Review: Dredd 3D

Like many, we had our reservations on Dredd 3D - mainly concerns that it would simply fall into the category of passable schlock action. Fortunately, these initial preconceptions could NOT have been more wrong. Pete Travis's feature is a spectacularly crafted, action-packed assault on the senses.

In a futuristic city where crime reigns, police are given heighten powers - where they have authority to act as judge, jury and executioner. The pairing of one of these officers, Judge Dredd (Karl Urban) with a psychically-gifted rookie (Olivia Thrilby) soon plays an integral force in taking down on one the city's most ruthless drug gangs.

Dredd 3D is a gritty, bone-crunching escape from the glossy, explosion filled action blockbusters that are so often found at the local multiplex. Travis directs with a sense of visceral rawness, which is immediately thrust upon us in the many distinct, ultra-violent fight and shoot-out sequences. This sheer brutality paired with the gloomy industrial setting, creates a dark sense of tension and dread. This stylistic vivacity seems to work hand-in-hand with the use of slow motion and 3D, both techniques which could have hindered the film if in the wrong hands.

Whilst it may look slick, the slow-motion serves a greater purpose - to highlight the effects of the drug 'Slo-Mo' which is filtered through the city. Travis uses this to Dredd's advantage - slowing down several moments of the ultra-violence and capturing the events around it, makes for dynamic and often mesmerizing viewing (with the help of director of photography, Anthony Dod Mantle). As self proclaimed heretics of 3D, Silver Screen Slags cannot deny the additional stylistic impact that it gives Dredd.
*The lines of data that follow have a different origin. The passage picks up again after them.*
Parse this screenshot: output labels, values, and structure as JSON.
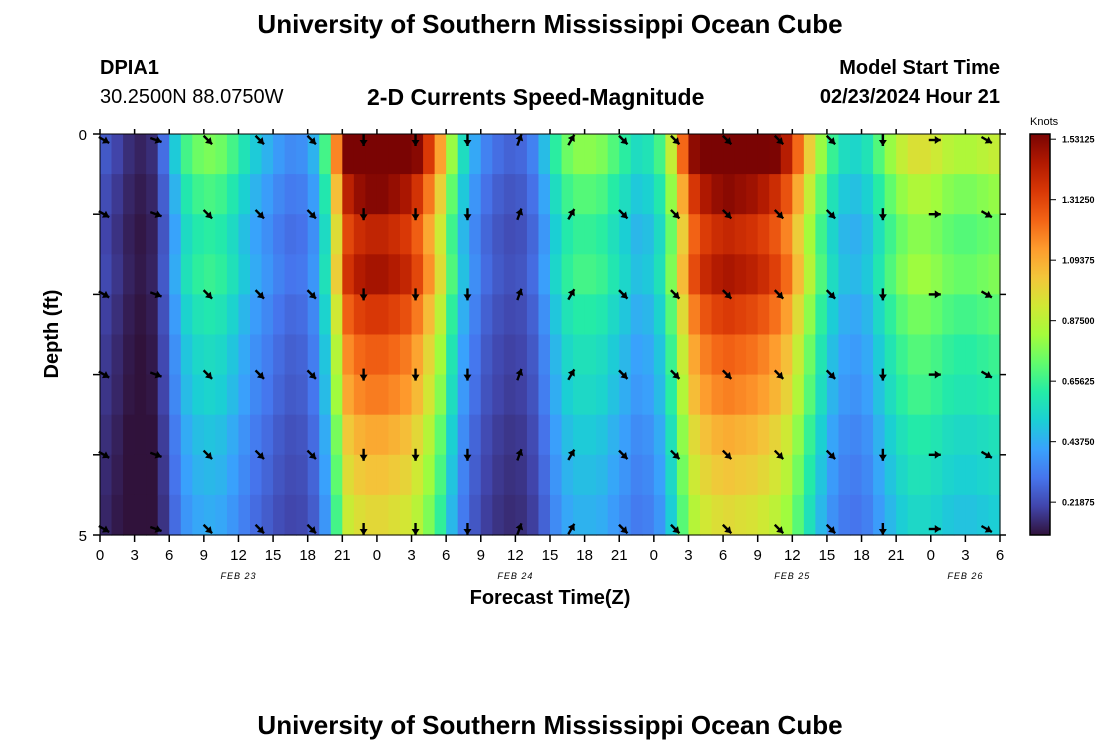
{
  "page_title": "University of Southern Mississippi Ocean Cube",
  "footer_title": "University of Southern Mississippi Ocean Cube",
  "station": {
    "id": "DPIA1",
    "coordinates": "30.2500N  88.0750W"
  },
  "plot_title": "2-D Currents Speed-Magnitude",
  "model_start": {
    "label": "Model Start Time",
    "value": "02/23/2024 Hour 21"
  },
  "colorbar": {
    "label": "Knots",
    "ticks": [
      "1.53125",
      "1.31250",
      "1.09375",
      "0.87500",
      "0.65625",
      "0.43750",
      "0.21875"
    ],
    "colors": [
      "#30123b",
      "#4145ab",
      "#4675ed",
      "#39a2fc",
      "#1bcfd4",
      "#24eca6",
      "#61fc6c",
      "#a4fc3b",
      "#d1e834",
      "#f3c63a",
      "#fe9b2d",
      "#f36315",
      "#d93806",
      "#b11901",
      "#7a0403"
    ]
  },
  "chart_data": {
    "type": "heatmap",
    "title": "2-D Currents Speed-Magnitude",
    "xlabel": "Forecast Time(Z)",
    "ylabel": "Depth (ft)",
    "y_ticks": [
      "0",
      "5"
    ],
    "ylim": [
      0,
      5
    ],
    "x_tick_labels": [
      "0",
      "3",
      "6",
      "9",
      "12",
      "15",
      "18",
      "21",
      "0",
      "3",
      "6",
      "9",
      "12",
      "15",
      "18",
      "21",
      "0",
      "3",
      "6",
      "9",
      "12",
      "15",
      "18",
      "21",
      "0",
      "3",
      "6"
    ],
    "date_labels": [
      {
        "text": "FEB 23",
        "hour": 12
      },
      {
        "text": "FEB 24",
        "hour": 36
      },
      {
        "text": "FEB 25",
        "hour": 60
      },
      {
        "text": "FEB 26",
        "hour": 75
      }
    ],
    "hour_start": 0,
    "hour_end": 78,
    "speed_range_knots": [
      0.1,
      1.55
    ],
    "depth_layers": 5,
    "speed_knots_by_hour": [
      0.22,
      0.18,
      0.14,
      0.12,
      0.14,
      0.26,
      0.45,
      0.6,
      0.66,
      0.68,
      0.66,
      0.6,
      0.52,
      0.45,
      0.4,
      0.35,
      0.32,
      0.33,
      0.4,
      0.6,
      1.05,
      1.42,
      1.5,
      1.53,
      1.53,
      1.5,
      1.46,
      1.36,
      1.2,
      1.0,
      0.72,
      0.5,
      0.38,
      0.3,
      0.26,
      0.24,
      0.25,
      0.3,
      0.42,
      0.56,
      0.66,
      0.7,
      0.7,
      0.68,
      0.62,
      0.56,
      0.5,
      0.52,
      0.6,
      0.8,
      1.1,
      1.35,
      1.45,
      1.5,
      1.52,
      1.5,
      1.48,
      1.44,
      1.38,
      1.28,
      1.1,
      0.9,
      0.72,
      0.58,
      0.5,
      0.48,
      0.52,
      0.62,
      0.72,
      0.8,
      0.85,
      0.85,
      0.82,
      0.78,
      0.76,
      0.76,
      0.78,
      0.8,
      0.8
    ],
    "depth_factors": [
      1.12,
      1.0,
      0.92,
      0.96,
      0.88,
      0.82,
      0.78,
      0.72,
      0.68,
      0.64
    ],
    "arrow_hours": [
      0,
      4.5,
      9,
      13.5,
      18,
      22.5,
      27,
      31.5,
      36,
      40.5,
      45,
      49.5,
      54,
      58.5,
      63,
      67.5,
      72,
      76.5
    ],
    "arrow_angles_deg": [
      30,
      20,
      45,
      45,
      45,
      90,
      90,
      90,
      290,
      300,
      45,
      45,
      45,
      45,
      45,
      90,
      0,
      30
    ],
    "arrow_depths": [
      0,
      1,
      2,
      3,
      4,
      5
    ]
  }
}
Praise must also go to Alex Garland's stellar screenplay that shapes the claustrophobic, cat and mouse narrative of Dredd 3D. Putting the two protagonists in a lock-downed single location (of a crumbling apartment block) against hundreds of viscous henchmen, creates a tense 'against the odds' style dynamic.

Karl Urban's Judge Dredd is a man of few words and the Australian actor excels in the role of the stern authoritarian officer. Urban proves utterly convincing, excelling at capturing the physical strength of Dredd, as well as the softer side that slowly shines through when dealing with Thrilby's character. The pair have an incredibly watchable on-screen chemistry, with Thrilby particularly shining as the naieve rookie thrust into an ultra-violent battleground. However, it is a scene stealing turn from Lena Headey's twisted drug boss, Ma-Ma, that ultimately dominates the screen.

Dredd 3D is a stylistic tour de force, proving that action cinema works best with a distinct physical identity. Breathtaking uses of 3D and slow motion photography alongside pitch perfect performances from the three key players put Dredd 3D a bar above 2012's other comic book adaptations.